On September 17, 2013, Quocirca attended the Amazon Web Services (AWS) Enterprise Summit in London. The rate of growth of the vendor’s online infrastructure is remarkable if its own figures are to be believed. Using itself as a yardstick, AWS says it is adding enough new infrastructure a day to support its Amazon.com retail business as it was in 2003, then worth over $5B (Amazon.com is AWS’s biggest customer).
The event was packed with hundreds of developers and other IT types whose organisations are committed to using AWS’s increasingly broad range of on-demand services at some level. The growing list includes EC2 (compute power), S3 (storage), RDS (database), CloudFront (content delivery). Two recently added ones discussed at the event were RedShift; a data warehousing service, priced at $999 per terabyte per year and Glacier, a backup and archive service priced, at $0.01 per gigabyte per month.
These last two underline why cloud services are becoming so compelling for many business.
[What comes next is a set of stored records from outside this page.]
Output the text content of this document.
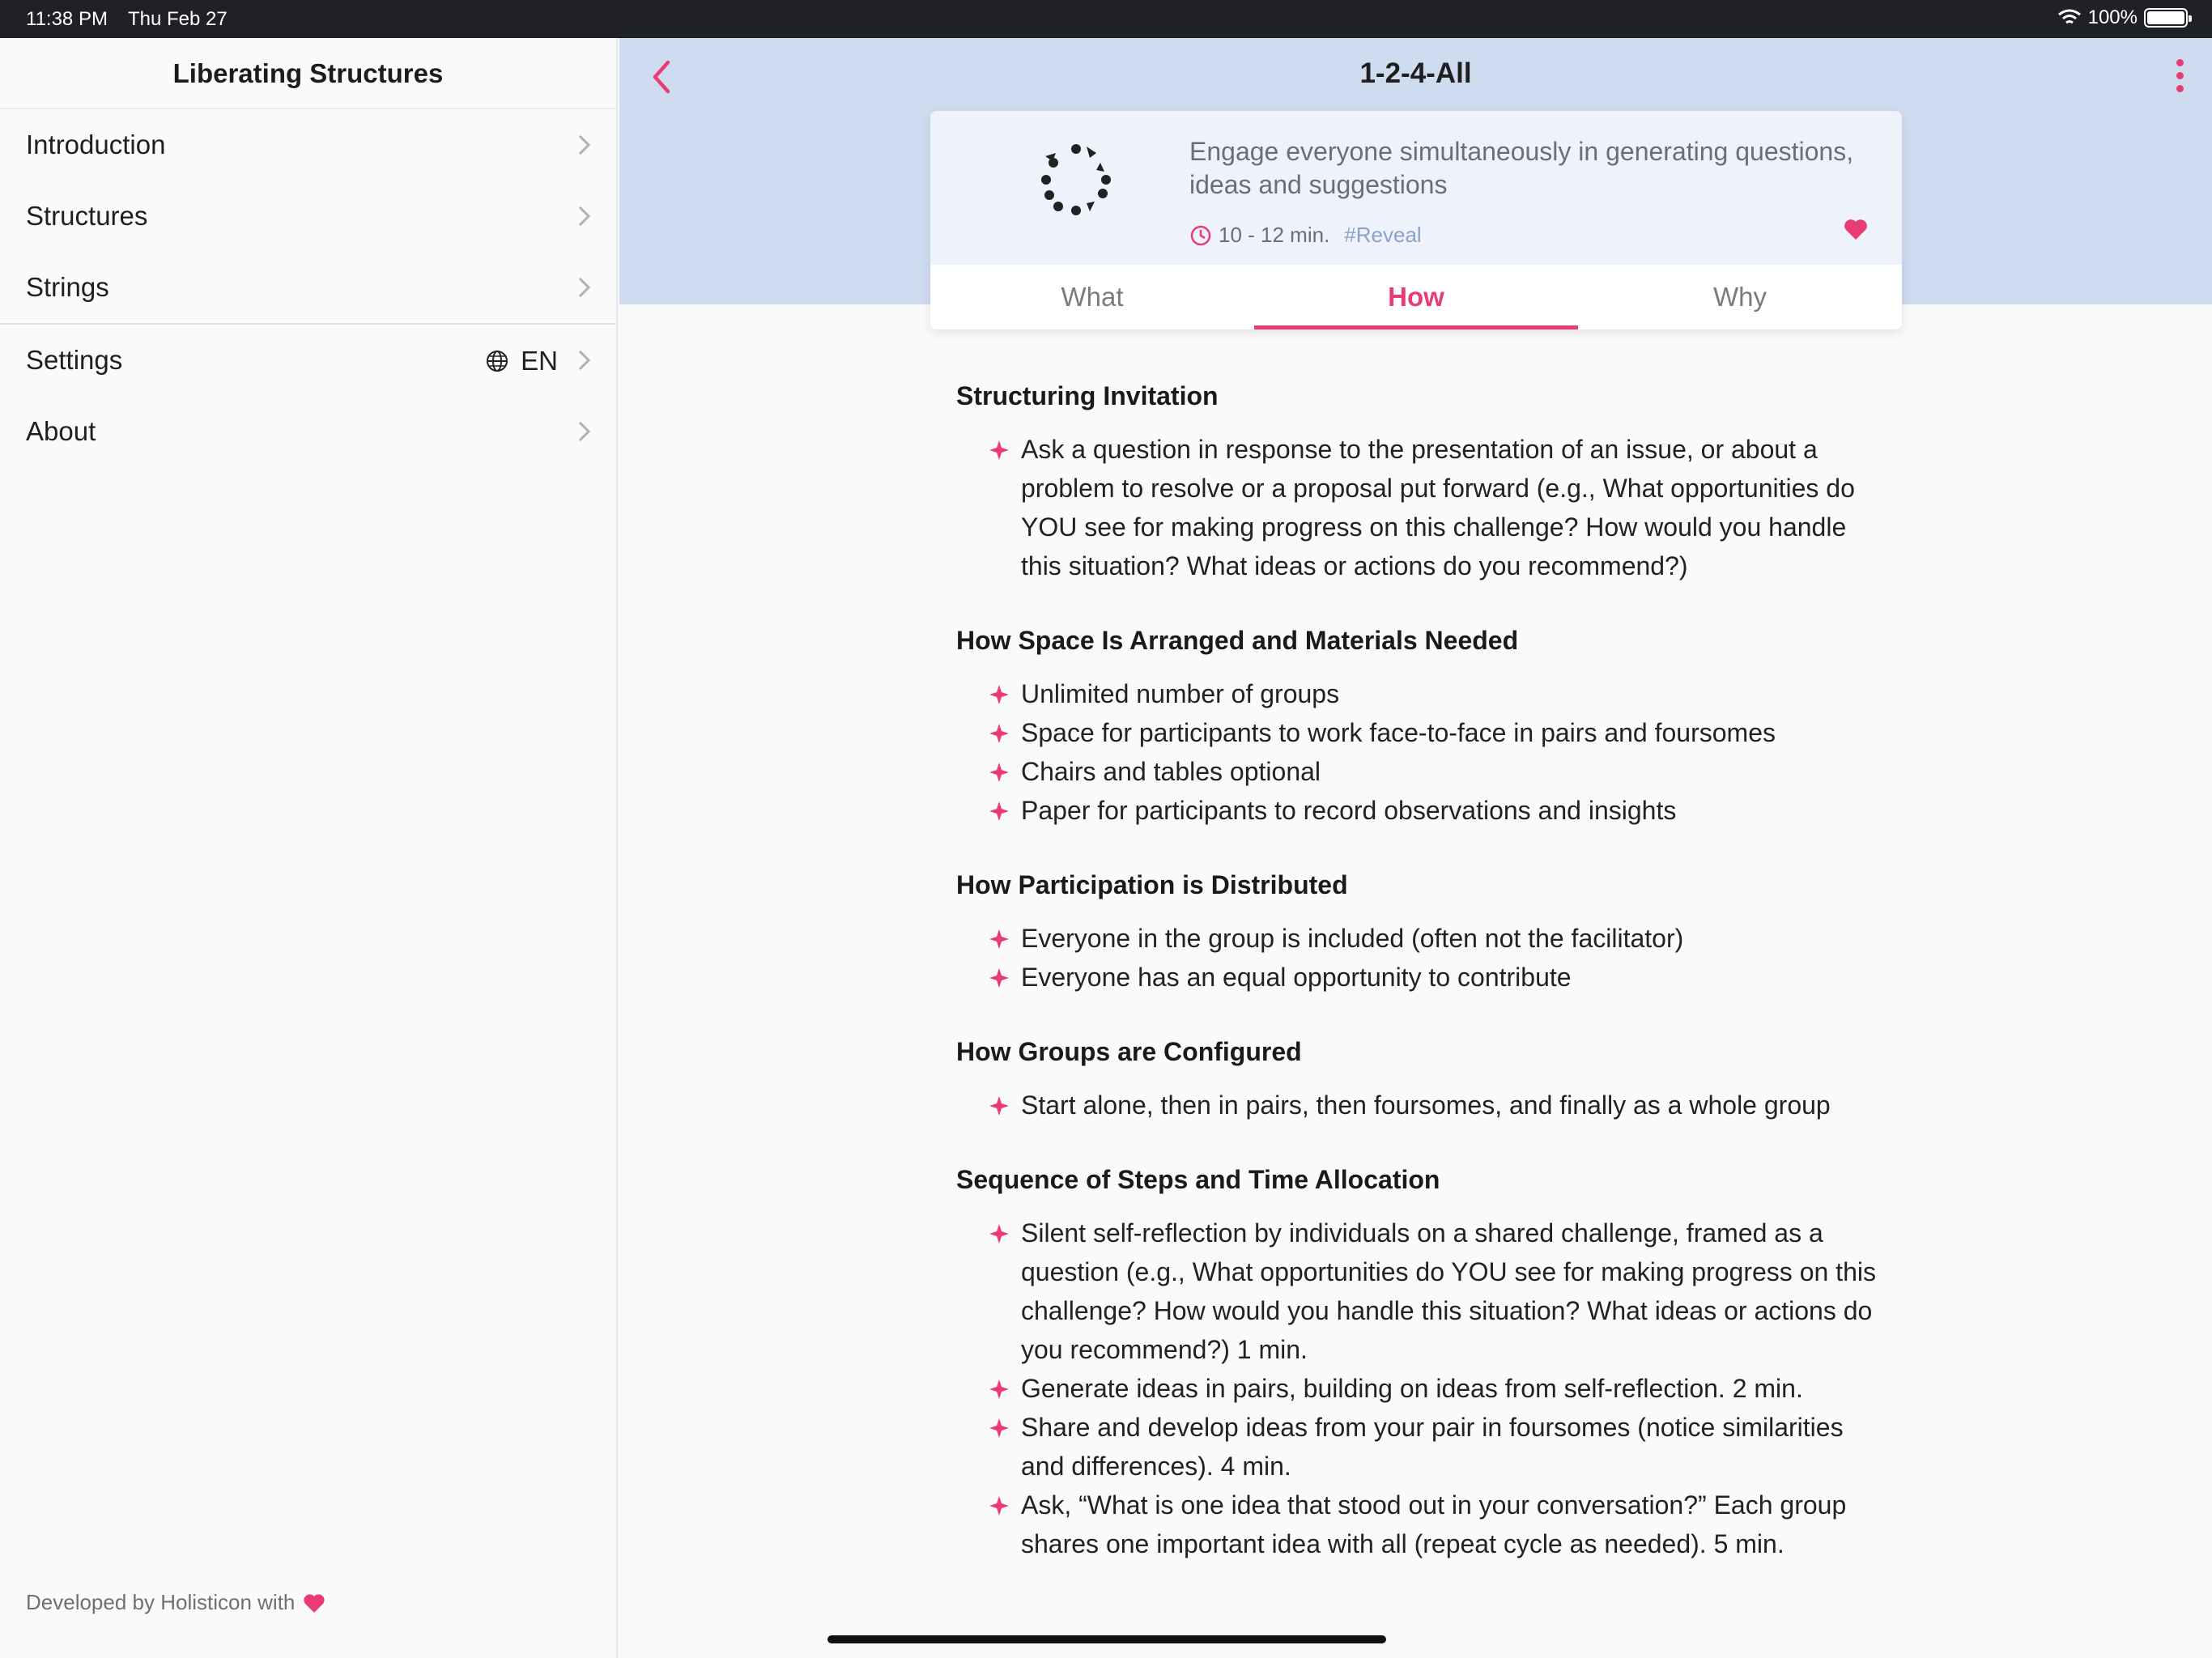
11:38 PM Thu Feb 27	100%
Liberating Structures
Introduction
Structures
Strings
Settings	EN
About
Developed by Holisticon with
1-2-4-All
Engage everyone simultaneously in generating questions, ideas and suggestions
10 - 12 min. #Reveal
What	How	Why
Structuring Invitation
Ask a question in response to the presentation of an issue, or about a problem to resolve or a proposal put forward (e.g., What opportunities do YOU see for making progress on this challenge? How would you handle this situation? What ideas or actions do you recommend?)
How Space Is Arranged and Materials Needed
Unlimited number of groups
Space for participants to work face-to-face in pairs and foursomes
Chairs and tables optional
Paper for participants to record observations and insights
How Participation is Distributed
Everyone in the group is included (often not the facilitator)
Everyone has an equal opportunity to contribute
How Groups are Configured
Start alone, then in pairs, then foursomes, and finally as a whole group
Sequence of Steps and Time Allocation
Silent self-reflection by individuals on a shared challenge, framed as a question (e.g., What opportunities do YOU see for making progress on this challenge? How would you handle this situation? What ideas or actions do you recommend?) 1 min.
Generate ideas in pairs, building on ideas from self-reflection. 2 min.
Share and develop ideas from your pair in foursomes (notice similarities and differences). 4 min.
Ask, “What is one idea that stood out in your conversation?” Each group shares one important idea with all (repeat cycle as needed). 5 min.
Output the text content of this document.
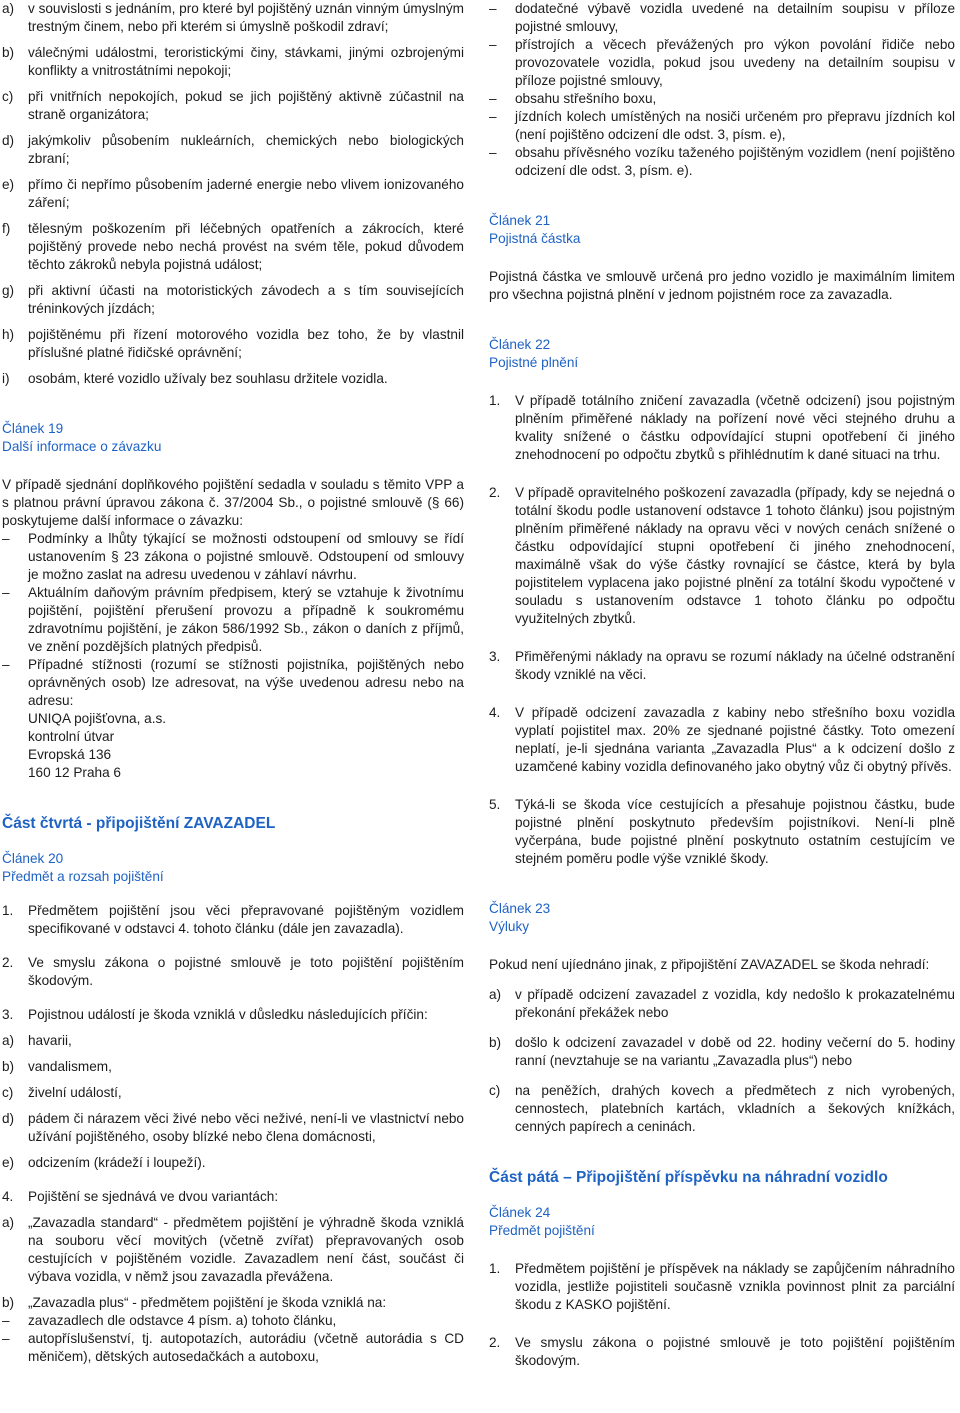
a)	v souvislosti s jednáním, pro které byl pojištěný uznán vinným úmyslným trestným činem, nebo při kterém si úmyslně poškodil zdraví;
b)	válečnými událostmi, teroristickými činy, stávkami, jinými ozbrojenými konflikty a vnitrostátními nepokoji;
c)	při vnitřních nepokojích, pokud se jich pojištěný aktivně zúčastnil na straně organizátora;
d)	jakýmkoliv působením nukleárních, chemických nebo biologických zbraní;
e)	přímo či nepřímo působením jaderné energie nebo vlivem ionizovaného záření;
f)	tělesným poškozením při léčebných opatřeních a zákrocích, které pojištěný provede nebo nechá provést na svém těle, pokud důvodem těchto zákroků nebyla pojistná událost;
g)	při aktivní účasti na motoristických závodech a s tím souvisejících tréninkových jízdách;
h)	pojištěnému při řízení motorového vozidla bez toho, že by vlastnil příslušné platné řidičské oprávnění;
i)	osobám, které vozidlo užívaly bez souhlasu držitele vozidla.
Článek 19
Další informace o závazku
V případě sjednání doplňkového pojištění sedadla v souladu s těmito VPP a s platnou právní úpravou zákona č. 37/2004 Sb., o pojistné smlouvě (§ 66) poskytujeme další informace o závazku:
–	Podmínky a lhůty týkající se možnosti odstoupení od smlouvy se řídí ustanovením § 23 zákona o pojistné smlouvě. Odstoupení od smlouvy je možno zaslat na adresu uvedenou v záhlaví návrhu.
–	Aktuálním daňovým právním předpisem, který se vztahuje k životnímu pojištění, pojištění přerušení provozu a případně k soukromému zdravotnímu pojištění, je zákon 586/1992 Sb., zákon o daních z příjmů, ve znění pozdějších platných předpisů.
–	Případné stížnosti (rozumí se stížnosti pojistníka, pojištěných nebo oprávněných osob) lze adresovat, na výše uvedenou adresu nebo na adresu:
UNIQA pojišťovna, a.s.
kontrolní útvar
Evropská 136
160 12 Praha 6
Část čtvrtá - připojištění ZAVAZADEL
Článek 20
Předmět a rozsah pojištění
1.	Předmětem pojištění jsou věci přepravované pojištěným vozidlem specifikované v odstavci 4. tohoto článku (dále jen zavazadla).
2.	Ve smyslu zákona o pojistné smlouvě je toto pojištění pojištěním škodovým.
3.	Pojistnou událostí je škoda vzniklá v důsledku následujících příčin:
a)	havarii,
b)	vandalismem,
c)	živelní událostí,
d)	pádem či nárazem věci živé nebo věci neživé, není-li ve vlastnictví nebo užívání pojištěného, osoby blízké nebo člena domácnosti,
e)	odcizením (krádeží i loupeží).
4.	Pojištění se sjednává ve dvou variantách:
a)	„Zavazadla standard“ - předmětem pojištění je výhradně škoda vzniklá na souboru věcí movitých (včetně zvířat) přepravovaných osob cestujících v pojištěném vozidle. Zavazadlem není část, součást či výbava vozidla, v němž jsou zavazadla převážena.
b)	„Zavazadla plus“ - předmětem pojištění je škoda vzniklá na:
–	zavazadlech dle odstavce 4 písm. a) tohoto článku,
–	autopříslušenství, tj. autopotazích, autorádiu (včetně autorádia s CD měničem), dětských autosedačkách a autoboxu,
–	dodatečné výbavě vozidla uvedené na detailním soupisu v příloze pojistné smlouvy,
–	přístrojích a věcech převážených pro výkon povolání řidiče nebo provozovatele vozidla, pokud jsou uvedeny na detailním soupisu v příloze pojistné smlouvy,
–	obsahu střešního boxu,
–	jízdních kolech umístěných na nosiči určeném pro přepravu jízdních kol (není pojištěno odcizení dle odst. 3, písm. e),
–	obsahu přívěsného vozíku taženého pojištěným vozidlem (není pojištěno odcizení dle odst. 3, písm. e).
Článek 21
Pojistná částka
Pojistná částka ve smlouvě určená pro jedno vozidlo je maximálním limitem pro všechna pojistná plnění v jednom pojistném roce za zavazadla.
Článek 22
Pojistné plnění
1.	V případě totálního zničení zavazadla (včetně odcizení) jsou pojistným plněním přiměřené náklady na pořízení nové věci stejného druhu a kvality snížené o částku odpovídající stupni opotřebení či jiného znehodnocení po odpočtu zbytků s přihlédnutím k dané situaci na trhu.
2.	V případě opravitelného poškození zavazadla (případy, kdy se nejedná o totální škodu podle ustanovení odstavce 1 tohoto článku) jsou pojistným plněním přiměřené náklady na opravu věci v nových cenách snížené o částku odpovídající stupni opotřebení či jiného znehodnocení, maximálně však do výše částky rovnající se částce, která by byla pojistitelem vyplacena jako pojistné plnění za totální škodu vypočtené v souladu s ustanovením odstavce 1 tohoto článku po odpočtu využitelných zbytků.
3.	Přiměřenými náklady na opravu se rozumí náklady na účelné odstranění škody vzniklé na věci.
4.	V případě odcizení zavazadla z kabiny nebo střešního boxu vozidla vyplatí pojistitel max. 20% ze sjednané pojistné částky. Toto omezení neplatí, je-li sjednána varianta „Zavazadla Plus“ a k odcizení došlo z uzamčené kabiny vozidla definovaného jako obytný vůz či obytný přívěs.
5.	Týká-li se škoda více cestujících a přesahuje pojistnou částku, bude pojistné plnění poskytnuto především pojistníkovi. Není-li plně vyčerpána, bude pojistné plnění poskytnuto ostatním cestujícím ve stejném poměru podle výše vzniklé škody.
Článek 23
Výluky
Pokud není ujíednáno jinak, z připojištění ZAVAZADEL se škoda nehradí:
a)	v případě odcizení zavazadel z vozidla, kdy nedošlo k prokazatelnému překonání překážek nebo
b)	došlo k odcizení zavazadel v době od 22. hodiny večerní do 5. hodiny ranní (nevztahuje se na variantu „Zavazadla plus“) nebo
c)	na peněžích, drahých kovech a předmětech z nich vyrobených, cennostech, platebních kartách, vkladních a šekových knížkách, cenných papírech a ceninách.
Část pátá – Připojištění příspěvku na náhradní vozidlo
Článek 24
Předmět pojištění
1.	Předmětem pojištění je příspěvek na náklady se zapůjčením náhradního vozidla, jestliže pojistiteli současně vznikla povinnost plnit za parciální škodu z KASKO pojištění.
2.	Ve smyslu zákona o pojistné smlouvě je toto pojištění pojištěním škodovým.
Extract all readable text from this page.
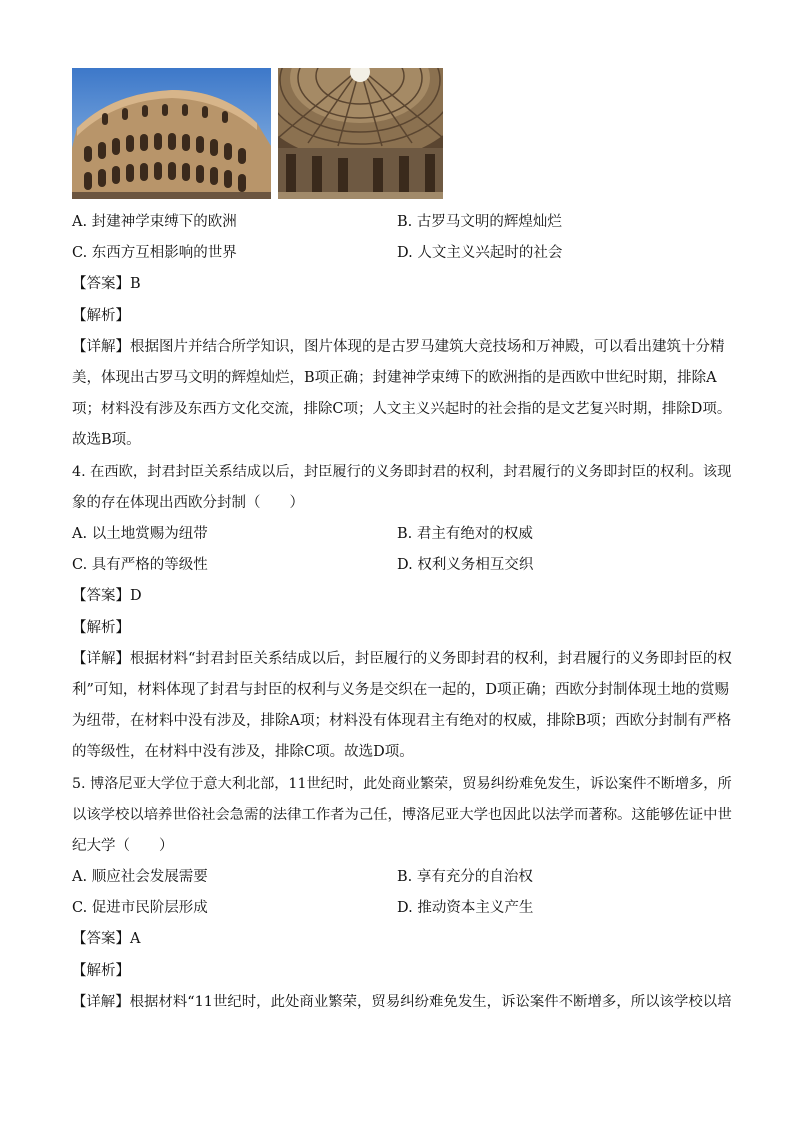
A. 封建神学束缚下的欧洲	B. 古罗马文明的辉煌灿烂
C. 东西方互相影响的世界	D. 人文主义兴起时的社会
【答案】B
【解析】
【详解】根据图片并结合所学知识，图片体现的是古罗马建筑大竞技场和万神殿，可以看出建筑十分精
美，体现出古罗马文明的辉煌灿烂，B项正确；封建神学束缚下的欧洲指的是西欧中世纪时期，排除A
项；材料没有涉及东西方文化交流，排除C项；人文主义兴起时的社会指的是文艺复兴时期，排除D项。
故选B项。
4. 在西欧，封君封臣关系结成以后，封臣履行的义务即封君的权利，封君履行的义务即封臣的权利。该现
象的存在体现出西欧分封制（　　）
A. 以土地赏赐为纽带	B. 君主有绝对的权威
C. 具有严格的等级性	D. 权利义务相互交织
【答案】D
【解析】
【详解】根据材料“封君封臣关系结成以后，封臣履行的义务即封君的权利，封君履行的义务即封臣的权
利”可知，材料体现了封君与封臣的权利与义务是交织在一起的，D项正确；西欧分封制体现土地的赏赐
为纽带，在材料中没有涉及，排除A项；材料没有体现君主有绝对的权威，排除B项；西欧分封制有严格
的等级性，在材料中没有涉及，排除C项。故选D项。
5. 博洛尼亚大学位于意大利北部，11世纪时，此处商业繁荣，贸易纠纷难免发生，诉讼案件不断增多，所
以该学校以培养世俗社会急需的法律工作者为己任，博洛尼亚大学也因此以法学而著称。这能够佐证中世
纪大学（　　）
A. 顺应社会发展需要	B. 享有充分的自治权
C. 促进市民阶层形成	D. 推动资本主义产生
【答案】A
【解析】
【详解】根据材料“11世纪时，此处商业繁荣，贸易纠纷难免发生，诉讼案件不断增多，所以该学校以培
The economies of scale that cloud service providers can achieve, especially one the size of AWS, can drive down the cost of procuring IT infrastructure so far that the cost of in-house deployments start to look absurd. However, nearly all relevant research reports, including Quocirca’s, show that many are holding back because of the perceived security issues around cloud based services.
AWS is acutely aware of this. There were two keynotes at the London event, one about AWS in general, delivered by Andy Jassy, Senior VP for AWS and the second focused purely on security delivered by Stephen Schmidt, VP Security Engineering and CISO. Schmidt went through many aspects of AWS security including the vigorous data destruction process when hardware is refreshed. He was also careful to point out the shared security model:
- AWS takes responsibly for securing its facilitates, server infrastructure, network infrastructure, virtualization infrastructure
- The customer is free to choose its operating environment, how it should be configured and set up its own security groups and access control lists.